Separate the 21 ounces concord grapes from their stems. Rinse the grapes and pat them dry.
Preheat the oven to 375°F (190°C).
Generously slick a 8-inch-by-12-inch (20-cm-by-30-cm) baking sheet or round pizza pan with olive oil. Using well-oiled hands, divide the dough into 2 halves, one slightly larger than the other. Place the larger half onto the oiled pan and, using your fingers, spread the dough out evenly to cover the pan or so that it's no more than 1/2 inch (1.5 cm) thick.
Place about 2/3 of the grapes on the dough and sprinkle with half the superfine sugar followed by about 2 tablespoons (1 fluid ounce/30 ml) olive oil.
Stretch the remaining the dough to roughly the size of the pan and place it on the grapes, continuing to stretch it as needed to cover the grapes and dough beneath.

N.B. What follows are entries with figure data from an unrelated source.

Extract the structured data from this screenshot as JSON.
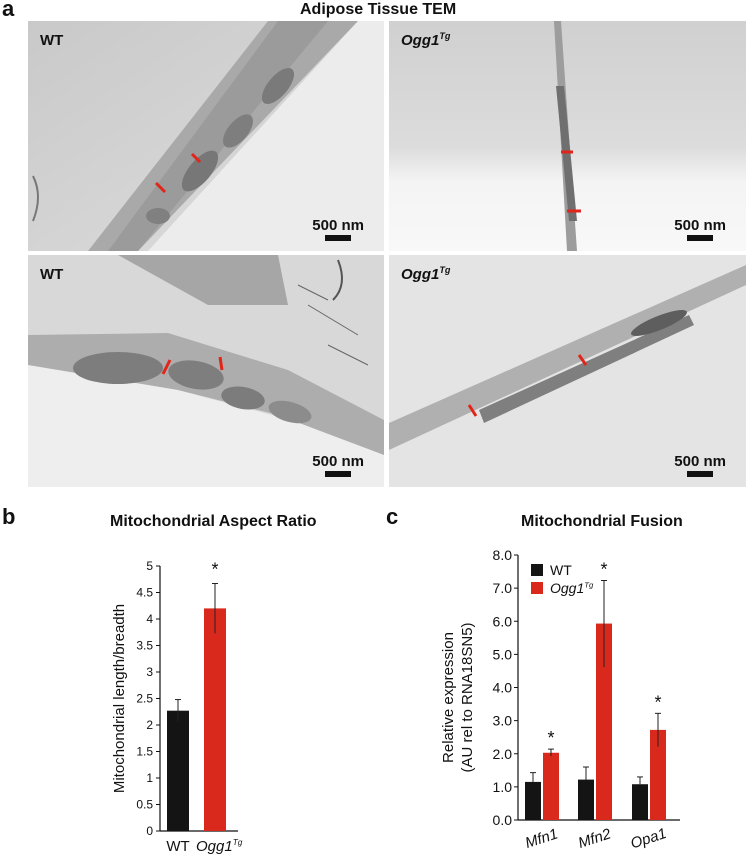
{
  "panel_a": {
    "letter": "a",
    "title": "Adipose Tissue TEM",
    "images": [
      {
        "label": "WT",
        "label_sup": "",
        "scale": "500 nm"
      },
      {
        "label": "Ogg1",
        "label_sup": "Tg",
        "scale": "500 nm"
      },
      {
        "label": "WT",
        "label_sup": "",
        "scale": "500 nm"
      },
      {
        "label": "Ogg1",
        "label_sup": "Tg",
        "scale": "500 nm"
      }
    ]
  },
  "panel_b": {
    "letter": "b",
    "title": "Mitochondrial Aspect Ratio"
  },
  "panel_c": {
    "letter": "c",
    "title": "Mitochondrial Fusion"
  },
  "colors": {
    "wt": "#141414",
    "ogg1": "#d9291c",
    "marker": "#e0261a"
  },
  "chart_data": [
    {
      "type": "bar",
      "title": "Mitochondrial Aspect Ratio",
      "xlabel": "",
      "ylabel": "Mitochondrial length/breadth",
      "categories": [
        "WT",
        "Ogg1Tg"
      ],
      "values": [
        2.27,
        4.2
      ],
      "error_low": [
        2.07,
        3.73
      ],
      "error_high": [
        2.48,
        4.67
      ],
      "significance": [
        "",
        "*"
      ],
      "ylim": [
        0,
        5
      ],
      "yticks": [
        0,
        0.5,
        1,
        1.5,
        2,
        2.5,
        3,
        3.5,
        4,
        4.5,
        5
      ],
      "ytick_labels": [
        "0",
        "0.5",
        "1",
        "1.5",
        "2",
        "2.5",
        "3",
        "3.5",
        "4",
        "4.5",
        "5"
      ],
      "colors": [
        "#141414",
        "#d9291c"
      ],
      "grid": false
    },
    {
      "type": "bar",
      "title": "Mitochondrial Fusion",
      "xlabel": "",
      "ylabel": "Relative expression (AU rel to RNA18SN5)",
      "categories": [
        "Mfn1",
        "Mfn2",
        "Opa1"
      ],
      "series": [
        {
          "name": "WT",
          "values": [
            1.15,
            1.22,
            1.08
          ],
          "error_high": [
            1.43,
            1.6,
            1.3
          ],
          "color": "#141414"
        },
        {
          "name": "Ogg1Tg",
          "values": [
            2.03,
            5.93,
            2.72
          ],
          "error_low": [
            1.93,
            4.62,
            2.22
          ],
          "error_high": [
            2.14,
            7.23,
            3.22
          ],
          "significance": [
            "*",
            "*",
            "*"
          ],
          "color": "#d9291c"
        }
      ],
      "ylim": [
        0,
        8
      ],
      "yticks": [
        0,
        1,
        2,
        3,
        4,
        5,
        6,
        7,
        8
      ],
      "ytick_labels": [
        "0.0",
        "1.0",
        "2.0",
        "3.0",
        "4.0",
        "5.0",
        "6.0",
        "7.0",
        "8.0"
      ],
      "legend": {
        "position": "upper left",
        "entries": [
          "WT",
          "Ogg1Tg"
        ]
      },
      "grid": false
    }
  ]
}
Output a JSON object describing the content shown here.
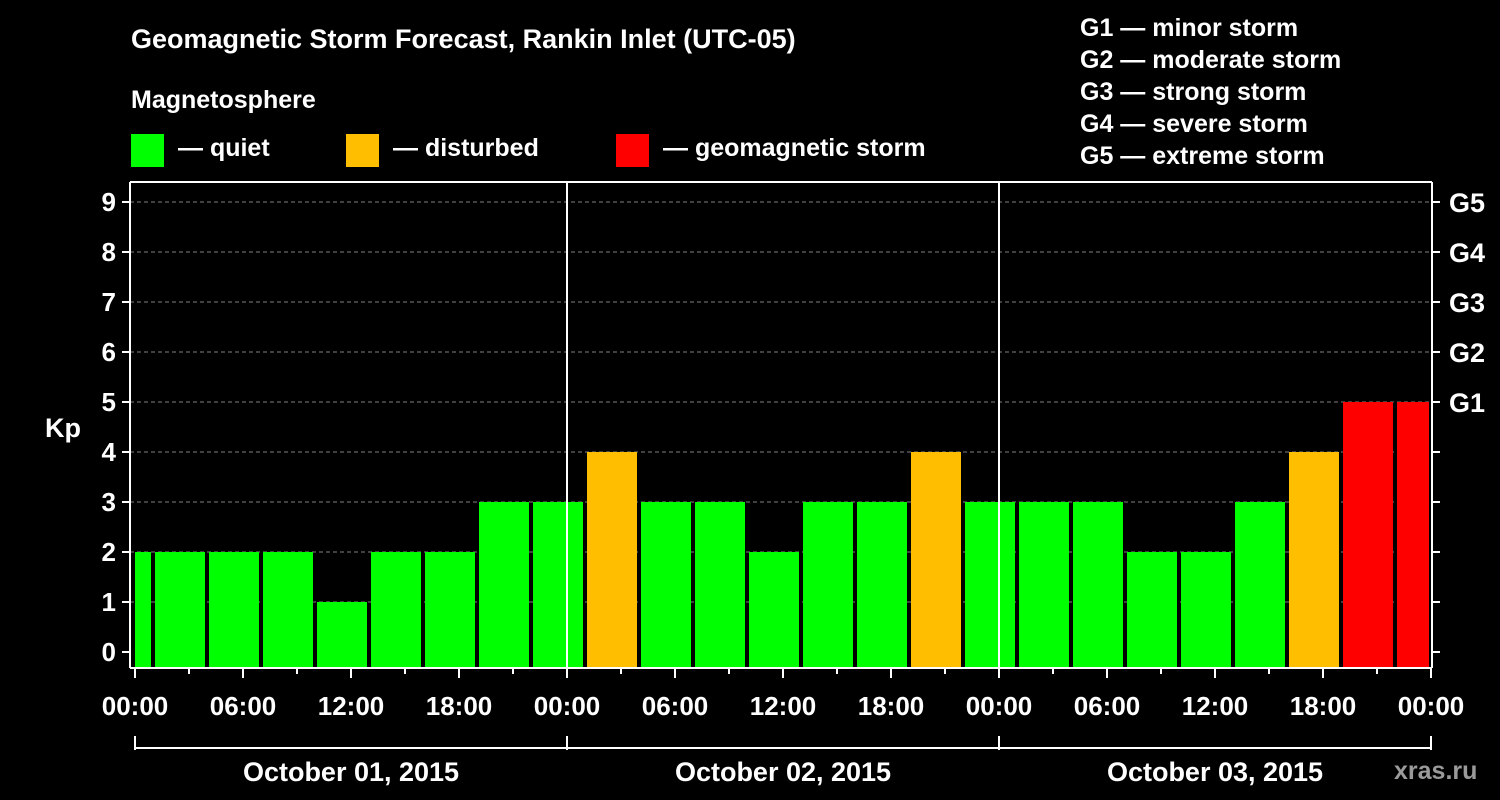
{
  "title": "Geomagnetic Storm Forecast, Rankin Inlet (UTC-05)",
  "magnetosphere_label": "Magnetosphere",
  "legend": [
    {
      "label": "— quiet",
      "color": "#00ff00"
    },
    {
      "label": "— disturbed",
      "color": "#ffbf00"
    },
    {
      "label": "— geomagnetic storm",
      "color": "#ff0000"
    }
  ],
  "storm_scale": [
    "G1 — minor storm",
    "G2 — moderate storm",
    "G3 — strong storm",
    "G4 — severe storm",
    "G5 — extreme storm"
  ],
  "watermark": "xras.ru",
  "chart_data": {
    "type": "bar",
    "ylabel": "Kp",
    "ylim": [
      0,
      9
    ],
    "y_ticks": [
      0,
      1,
      2,
      3,
      4,
      5,
      6,
      7,
      8,
      9
    ],
    "right_ticks": [
      {
        "kp": 5,
        "label": "G1"
      },
      {
        "kp": 6,
        "label": "G2"
      },
      {
        "kp": 7,
        "label": "G3"
      },
      {
        "kp": 8,
        "label": "G4"
      },
      {
        "kp": 9,
        "label": "G5"
      }
    ],
    "x_tick_labels": [
      "00:00",
      "06:00",
      "12:00",
      "18:00",
      "00:00",
      "06:00",
      "12:00",
      "18:00",
      "00:00",
      "06:00",
      "12:00",
      "18:00",
      "00:00"
    ],
    "days": [
      "October 01, 2015",
      "October 02, 2015",
      "October 03, 2015"
    ],
    "grid": "dashed horizontal",
    "colors": {
      "quiet": "#00ff00",
      "disturbed": "#ffbf00",
      "storm": "#ff0000"
    },
    "bars": [
      {
        "start_hour": 0,
        "end_hour": 1,
        "kp": 2
      },
      {
        "start_hour": 1,
        "end_hour": 4,
        "kp": 2
      },
      {
        "start_hour": 4,
        "end_hour": 7,
        "kp": 2
      },
      {
        "start_hour": 7,
        "end_hour": 10,
        "kp": 2
      },
      {
        "start_hour": 10,
        "end_hour": 13,
        "kp": 1
      },
      {
        "start_hour": 13,
        "end_hour": 16,
        "kp": 2
      },
      {
        "start_hour": 16,
        "end_hour": 19,
        "kp": 2
      },
      {
        "start_hour": 19,
        "end_hour": 22,
        "kp": 3
      },
      {
        "start_hour": 22,
        "end_hour": 25,
        "kp": 3
      },
      {
        "start_hour": 25,
        "end_hour": 28,
        "kp": 4
      },
      {
        "start_hour": 28,
        "end_hour": 31,
        "kp": 3
      },
      {
        "start_hour": 31,
        "end_hour": 34,
        "kp": 3
      },
      {
        "start_hour": 34,
        "end_hour": 37,
        "kp": 2
      },
      {
        "start_hour": 37,
        "end_hour": 40,
        "kp": 3
      },
      {
        "start_hour": 40,
        "end_hour": 43,
        "kp": 3
      },
      {
        "start_hour": 43,
        "end_hour": 46,
        "kp": 4
      },
      {
        "start_hour": 46,
        "end_hour": 49,
        "kp": 3
      },
      {
        "start_hour": 49,
        "end_hour": 52,
        "kp": 3
      },
      {
        "start_hour": 52,
        "end_hour": 55,
        "kp": 3
      },
      {
        "start_hour": 55,
        "end_hour": 58,
        "kp": 2
      },
      {
        "start_hour": 58,
        "end_hour": 61,
        "kp": 2
      },
      {
        "start_hour": 61,
        "end_hour": 64,
        "kp": 3
      },
      {
        "start_hour": 64,
        "end_hour": 67,
        "kp": 4
      },
      {
        "start_hour": 67,
        "end_hour": 70,
        "kp": 5
      },
      {
        "start_hour": 70,
        "end_hour": 72,
        "kp": 5
      }
    ]
  }
}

Roll up the edges of the bottom layer of dough from the underneath to seal the edges. Gently press down all over the surface of the dough to create little dimples. Arrange the rest of the grapes on the dough and evenly sprinkle with the remaining superfine sugar and 3 tablespoons (1 1/2 ounces/45 ml) olive oil.
Bake until the dough is golden and crunchy and the grapes are oozing, 30 to 35 minutes.
Let the grape focaccia cool completely. Cut it into squares. (If you like, you can dust it with confectioners sugar or coarse sea salt just before serving—although this isn’t exactly traditional, it is rather nice.) This is best served and eaten the day of baking.